Patient assessment and availability of local resources will determine the disposition. Admission criteria include crescendo neurologic symptoms or continued symptoms, atrial fibrillation on ECG, vascular disease on imaging, ischemic focus on neuroimaging, poor social situation, inability to follow-up, and poor compliance. 2-8,28,58 If these are not present, a rapid diagnostic protocol or rapid follow-up clinic can be beneficial. MRI with DWI and carotid imaging are cornerstones of evaluation. Evaluation with these studies should occur within 24 hours. ED-focused diagnostic protocols and rapid follow-up clinics decrease stroke risk and patient cost. Stratification tools may be used in conjunction with neuroimaging such as MRI with DWI, but these scores alone do not sufficiently identify patients at low-risk for stroke.



– TIA is defined as a brief episode of neurologic dysfunction with no permanent infarction.
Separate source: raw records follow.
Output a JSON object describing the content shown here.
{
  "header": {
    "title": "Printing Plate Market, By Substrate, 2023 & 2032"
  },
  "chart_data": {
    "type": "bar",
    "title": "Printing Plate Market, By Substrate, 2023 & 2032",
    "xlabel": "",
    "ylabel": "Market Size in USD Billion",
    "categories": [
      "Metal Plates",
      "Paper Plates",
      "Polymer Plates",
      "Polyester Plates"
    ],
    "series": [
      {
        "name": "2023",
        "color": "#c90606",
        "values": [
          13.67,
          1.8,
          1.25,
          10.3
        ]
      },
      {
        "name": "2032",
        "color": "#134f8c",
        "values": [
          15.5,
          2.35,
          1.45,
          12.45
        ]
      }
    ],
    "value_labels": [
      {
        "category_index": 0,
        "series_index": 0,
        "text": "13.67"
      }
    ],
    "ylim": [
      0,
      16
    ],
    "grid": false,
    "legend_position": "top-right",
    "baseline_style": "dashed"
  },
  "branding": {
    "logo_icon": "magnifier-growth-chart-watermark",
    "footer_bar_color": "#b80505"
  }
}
Over 200,000 patients per year in the U.S. are affected, and this disease may precede approximately 20% of strokes.

– Patients are typically admitted for inpatient management due to this risk of future stroke. A great deal of literature has evaluated the use of imaging, clinical risk scores, and diagnostic protocols in the evaluation of TIA.
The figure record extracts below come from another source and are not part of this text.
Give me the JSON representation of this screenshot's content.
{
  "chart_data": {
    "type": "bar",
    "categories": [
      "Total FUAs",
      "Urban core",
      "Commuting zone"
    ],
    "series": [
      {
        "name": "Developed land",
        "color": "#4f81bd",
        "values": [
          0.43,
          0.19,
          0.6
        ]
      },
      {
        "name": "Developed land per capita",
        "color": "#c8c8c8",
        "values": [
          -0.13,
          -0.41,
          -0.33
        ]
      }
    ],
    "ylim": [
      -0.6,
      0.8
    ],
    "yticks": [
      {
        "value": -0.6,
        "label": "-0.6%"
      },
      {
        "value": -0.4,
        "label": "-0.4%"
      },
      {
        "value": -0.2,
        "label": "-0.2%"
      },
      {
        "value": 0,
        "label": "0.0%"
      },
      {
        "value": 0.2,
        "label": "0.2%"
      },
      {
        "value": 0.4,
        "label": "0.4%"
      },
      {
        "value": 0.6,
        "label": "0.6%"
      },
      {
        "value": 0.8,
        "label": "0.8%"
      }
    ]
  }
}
– Head CT noncontrast is not reliable for acute ischemia, but it can find alternative conditions necessitating management. MRI with DWI displays greater diagnostic ability. Carotid imaging includes MRA, CTA, and Doppler with US. MRA and Doppler US demonstrate similar test characteristics.

– Risk scores that predict future stroke are not reliable when used alone.

– The use of ED diagnostic protocols and observation units can reduce length of stay while improving patient treatment and reducing stroke rate.

– Careful evaluation of risk factors and imaging may allow the patient to be discharged with follow up within 24 hours for further evaluation.